Ignition temperature was measured for small amounts of activated mixtures in the form of activated particles, pressed pellets, and rolled foil. The dependences of the ignition temperature on the MA duration and the way of the sample preparation were studied. It was found that after MA for 0 − 30 min the ignition temperature lowered by approximately 600°C for Ti─BN and Ti─SiC─C systems; after MA for 0– 7 min it could be diminished by 300–400 °C for N─Al system.

For the determination of the internal microstructure, the particle size and microstrains of mechanically activated powders 3Ti+2BN and 3Ti+SiC+C and of the combustion products were analyzed by X-ray powder diffraction on a Huber Guinier diffractometer at the Institute of Crystallography and Structural Physics, in Erlangen, Germany.

Analysis showed that an increase in the MA duration of the 3Ti+2BN and 3Ti+SiC+C mixtures led to a decrease in the peak intensities and broadening of the Ti peaks. With increasing activation time, the BN reflexes in the 3Ti+2BN reaction mixtures were instantly broadened and in three minutes their intensity became comparable to that of the background. Similar behavior was also observed in case of graphite in the activated 3Ti+SiC+C mixtures. This evidences the destruction of the crystal structure (amorphization) of boron nitride and graphite in the MA process [3].

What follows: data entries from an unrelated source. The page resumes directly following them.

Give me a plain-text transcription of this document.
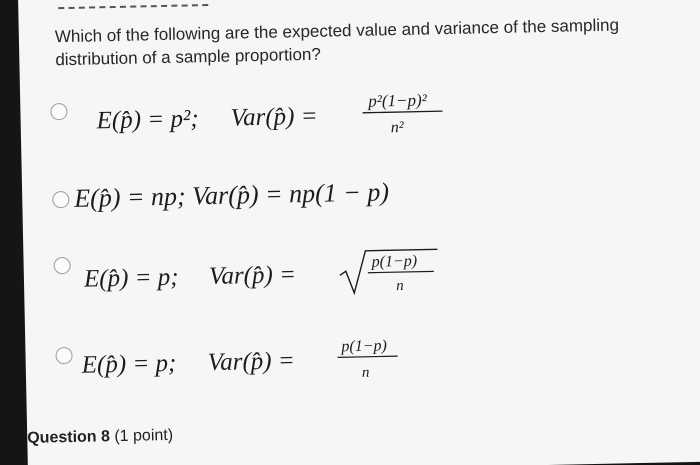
Which of the following are the expected value and variance of the sampling distribution of a sample proportion?
E(p̂) = p²; Var(p̂) =
p²(1−p)²
n²
E(p̂) = np; Var(p̂) = np(1 − p)
E(p̂) = p; Var(p̂) =	p(1−p)
n
E(p̂) = p; Var(p̂) =
p(1−p)
n
Question 8 (1 point)
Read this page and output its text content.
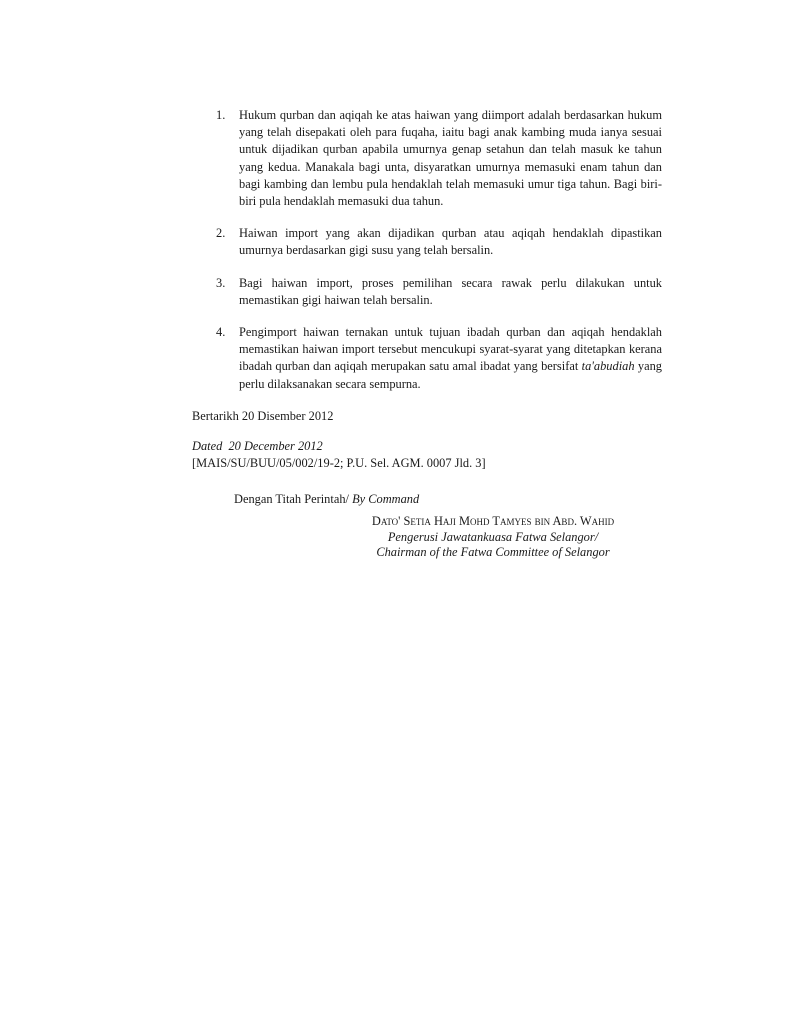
1. Hukum qurban dan aqiqah ke atas haiwan yang diimport adalah berdasarkan hukum yang telah disepakati oleh para fuqaha, iaitu bagi anak kambing muda ianya sesuai untuk dijadikan qurban apabila umurnya genap setahun dan telah masuk ke tahun yang kedua. Manakala bagi unta, disyaratkan umurnya memasuki enam tahun dan bagi kambing dan lembu pula hendaklah telah memasuki umur tiga tahun. Bagi biri-biri pula hendaklah memasuki dua tahun.
2. Haiwan import yang akan dijadikan qurban atau aqiqah hendaklah dipastikan umurnya berdasarkan gigi susu yang telah bersalin.
3. Bagi haiwan import, proses pemilihan secara rawak perlu dilakukan untuk memastikan gigi haiwan telah bersalin.
4. Pengimport haiwan ternakan untuk tujuan ibadah qurban dan aqiqah hendaklah memastikan haiwan import tersebut mencukupi syarat-syarat yang ditetapkan kerana ibadah qurban dan aqiqah merupakan satu amal ibadat yang bersifat ta'abudiah yang perlu dilaksanakan secara sempurna.

Bertarikh 20 Disember 2012

Dated  20 December 2012

[MAIS/SU/BUU/05/002/19-2; P.U. Sel. AGM. 0007 Jld. 3]

Dengan Titah Perintah/ By Command

Dato' Setia Haji Mohd Tamyes bin Abd. Wahid
Pengerusi Jawatankuasa Fatwa Selangor/
Chairman of the Fatwa Committee of Selangor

The effect of milling time on the crystalline size and strain in the powder mixtures and SHS products we determined from line broadening analysis of the XRD peaks. The Rietveld full profile refinements were carried out with the Fullprof Suite. As a result of up to 30 min MA, the average size of the Ti crystallites was found to reduced down to 25 and 50 nm in the Ti + BN and Ti─SiC─C systems, respectively. Mechanical activation was found to affect the size of product crystallites. The value of the micro stains increased with the MA duration.

Formation of nanocomposites at the stage of mechanical activation provides proper conditions for synthesizing nanostructured SHS materials with a complete inherence of the precursors’ structural morphology.

References

[1] N.F. Shkodich, N.A. Kochetov, A.S. Rogachev, D.Yu. Kovalev, N.V. Sachkova, Izv. Vyssh. Uchebn. Zaved. Tsvetn. Metall., 5, (2006) 44-50.

[2] M.A. Korchagin, M.R. Sharafutdinov, N.F. Shkodich, B.P. Tolochko, P.A. Tsygankov, I.Yu. Yagubova. Nuclear Instruments and Methods in Physics Research A, 575, (2007) 149-151.

[3] Shkodich N. F, Rogachev A. S, Neder R. B., Magerl A., S.G. Vadchenko, and O. Boyarchenko, High-Temperature Ceram. Mater. Composites, 911 (2010) 881-887.

Acknowledgement

The present work was supported by the Russian Foundation for Basic Research (Project no. 10-03-00217-а) and the Council of the RF President Grants for Support of Leading Scientific Schools (Grant no. NSh-6497.2010.3).